Materials and Methods

Fish: conventional AB

Wild-type zebrafish embryos of the AB line were obtained from the Zebrafish International Resource Center (ZIRC), Eugene, Oregon, at 48 h postfertilization (HPF). Health surveillance reports from ZIRC indicate that this colony is endemically infected with P. neurophilia and Mycobacterium spp., and are free of cestodes, encysted metacercariae (digenetic trematodes), fungal organisms, gram-negative bacteria, Pseudocapillaria tomentosa, Pleistophora hyphessobryconis, Ichthyophthirius multifiliis, Myxidium streisingeri, Piscinoodinium sp., and Tetrahymena sp. Before shipment, embryos were surface sanitized at ZIRC using 50 ppm sodium hypochlorite for a 10-min contact time. Upon receipt, embryos were maintained in 60 × 15 mm Petri dishes filled with an embryo medium (15.8 ppm sea salt [Instant Ocean^® Aquarium Sea Salt Mixture; Instant Ocean Spectrum Brands, Blacksburg, VA] in reverse-osmosis [RO] water) and 0.15 ppm methylene blue, and incubated at 28°C until 5 days postfertilization (DPF). At 5 DPF, larvae were moved into 2.8 L tanks on a recirculating rack (Aquaneering, Inc., San Diego, CA) in a quarantine facility, where they were maintained until study termination.

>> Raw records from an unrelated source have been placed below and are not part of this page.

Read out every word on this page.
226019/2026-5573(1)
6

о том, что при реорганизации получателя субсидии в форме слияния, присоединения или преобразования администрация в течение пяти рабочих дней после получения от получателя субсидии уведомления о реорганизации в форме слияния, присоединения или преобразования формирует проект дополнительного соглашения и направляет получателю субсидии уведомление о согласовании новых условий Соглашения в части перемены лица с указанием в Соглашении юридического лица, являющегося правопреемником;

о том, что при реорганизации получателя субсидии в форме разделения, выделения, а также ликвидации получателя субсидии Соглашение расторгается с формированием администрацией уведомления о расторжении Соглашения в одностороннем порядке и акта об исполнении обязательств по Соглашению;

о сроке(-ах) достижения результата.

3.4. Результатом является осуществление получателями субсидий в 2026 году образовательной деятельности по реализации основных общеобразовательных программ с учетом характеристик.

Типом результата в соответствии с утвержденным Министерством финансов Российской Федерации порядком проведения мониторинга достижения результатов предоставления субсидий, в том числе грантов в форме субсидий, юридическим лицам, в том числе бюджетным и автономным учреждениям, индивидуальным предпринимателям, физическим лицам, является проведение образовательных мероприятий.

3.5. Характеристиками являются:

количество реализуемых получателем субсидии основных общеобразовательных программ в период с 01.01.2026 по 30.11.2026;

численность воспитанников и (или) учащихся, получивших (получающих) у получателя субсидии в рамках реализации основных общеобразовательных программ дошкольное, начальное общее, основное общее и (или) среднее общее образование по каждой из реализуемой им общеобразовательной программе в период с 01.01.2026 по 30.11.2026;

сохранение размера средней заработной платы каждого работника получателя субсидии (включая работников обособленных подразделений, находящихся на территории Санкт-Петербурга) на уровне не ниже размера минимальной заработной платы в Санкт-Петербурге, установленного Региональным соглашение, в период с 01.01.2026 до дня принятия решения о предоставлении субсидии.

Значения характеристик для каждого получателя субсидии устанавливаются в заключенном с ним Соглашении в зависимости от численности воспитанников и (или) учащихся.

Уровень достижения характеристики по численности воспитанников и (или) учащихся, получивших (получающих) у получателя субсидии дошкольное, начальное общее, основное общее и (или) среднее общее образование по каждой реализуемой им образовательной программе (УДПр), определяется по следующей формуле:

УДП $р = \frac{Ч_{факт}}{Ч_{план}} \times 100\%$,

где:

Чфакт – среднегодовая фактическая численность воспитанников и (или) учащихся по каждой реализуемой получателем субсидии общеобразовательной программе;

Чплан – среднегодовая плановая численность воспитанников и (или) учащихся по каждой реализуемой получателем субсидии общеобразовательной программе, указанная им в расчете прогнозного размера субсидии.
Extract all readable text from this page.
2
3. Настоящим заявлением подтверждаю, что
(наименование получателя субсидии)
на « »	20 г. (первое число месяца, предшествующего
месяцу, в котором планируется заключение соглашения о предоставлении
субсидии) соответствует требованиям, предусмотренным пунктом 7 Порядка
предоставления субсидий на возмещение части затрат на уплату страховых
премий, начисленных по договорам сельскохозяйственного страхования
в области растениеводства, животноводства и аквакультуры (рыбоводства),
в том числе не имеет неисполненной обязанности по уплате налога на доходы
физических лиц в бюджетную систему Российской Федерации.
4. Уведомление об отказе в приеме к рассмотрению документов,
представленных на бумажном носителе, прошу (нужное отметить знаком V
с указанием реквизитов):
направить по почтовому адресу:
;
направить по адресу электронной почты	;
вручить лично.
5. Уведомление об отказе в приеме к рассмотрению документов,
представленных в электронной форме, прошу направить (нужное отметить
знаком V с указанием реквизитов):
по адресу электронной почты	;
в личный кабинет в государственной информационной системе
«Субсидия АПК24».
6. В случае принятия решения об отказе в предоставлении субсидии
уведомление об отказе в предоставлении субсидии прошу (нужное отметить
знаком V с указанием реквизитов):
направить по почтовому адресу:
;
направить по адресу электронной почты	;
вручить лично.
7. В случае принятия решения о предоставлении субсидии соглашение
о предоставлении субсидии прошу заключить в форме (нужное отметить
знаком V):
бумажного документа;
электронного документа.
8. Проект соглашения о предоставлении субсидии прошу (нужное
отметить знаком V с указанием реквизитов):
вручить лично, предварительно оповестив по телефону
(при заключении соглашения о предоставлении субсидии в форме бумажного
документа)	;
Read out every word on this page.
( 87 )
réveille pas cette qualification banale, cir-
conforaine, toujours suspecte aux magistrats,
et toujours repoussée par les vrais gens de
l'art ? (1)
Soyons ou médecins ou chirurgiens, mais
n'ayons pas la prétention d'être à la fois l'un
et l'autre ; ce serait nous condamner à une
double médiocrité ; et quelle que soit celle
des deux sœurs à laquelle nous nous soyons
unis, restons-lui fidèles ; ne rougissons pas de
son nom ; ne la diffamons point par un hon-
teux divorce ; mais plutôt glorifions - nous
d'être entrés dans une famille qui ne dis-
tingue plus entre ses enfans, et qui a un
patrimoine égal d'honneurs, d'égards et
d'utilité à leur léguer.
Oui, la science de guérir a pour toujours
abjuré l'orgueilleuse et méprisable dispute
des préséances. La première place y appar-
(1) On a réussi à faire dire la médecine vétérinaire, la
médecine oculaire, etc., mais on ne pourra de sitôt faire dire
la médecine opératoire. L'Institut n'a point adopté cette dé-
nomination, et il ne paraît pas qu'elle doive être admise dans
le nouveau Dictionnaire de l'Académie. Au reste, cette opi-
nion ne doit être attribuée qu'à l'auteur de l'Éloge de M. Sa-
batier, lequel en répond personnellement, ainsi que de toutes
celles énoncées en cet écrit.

Fish: specific pathogen-free AB

Wild-type zebrafish embryos of the AB line were obtained from the P. neurophilia-specific pathogen-free (SPF) zebrafish colony housed at the Sinnhuber Aquatic Research Laboratory (SARL) at Oregon State University (OSU), Corvallis, OR, at 48 HPF. Health surveillance reports from SARL indicate that this colony is endemically infected with Mycobacterium chelonae and is free of P. neurophilia, P. hyphessobryconis, P. tomentosa, M. streisingeri, Piscinoodinium sp., Edwardsiella ictaluri, and other Mycobacterium spp. All embryos were bleached and reared as described above for the conventional AB fish. At 5 DPF, larvae were housed in tanks on a dedicated stand-alone recirculating rack (Tecniplast, Exton, PA) in our zebrafish core facility until study termination.

All research procedures were approved by the Memorial Sloan Kettering Cancer Center (MSK) IACUC. MSK's animal care and use program is AAALAC accredited and operates in compliance with the Guide for the Care and Use of Laboratory Animals 8th edition.

Housing and husbandry

All adult zebrafish were housed at a density of 5–10 fish/L in mixed-sex groups in either the quarantine facility (conventional) or on a dedicated rack (SPF) in a core facility, with a 14:10-h light:dark cycle. Both systems are recirculating water holding systems that are supplied with calcite-filtered RO/deionized (DI) water with 15% (conventional) or 50% (SPF) water exchanges per day. Recirculated water is passed through either 25-μm (conventional) or 50-μm (SPF) mechanical filters, carbon filters, biological filtration using either a fluidized bed (conventional), or ceramic beads (SPF), and is exposed to UV lamps providing a minimum of 100,000 (conventional) or 180,000 mW/cm²/s (SPF). Water quality parameters on both systems were maintained at 27–29°C, with conductivity 700–900 μS, pH 7.2–7.8, ammonia <0.2 ppm, nitrite <0.1 ppm, and nitrate <30 ppm.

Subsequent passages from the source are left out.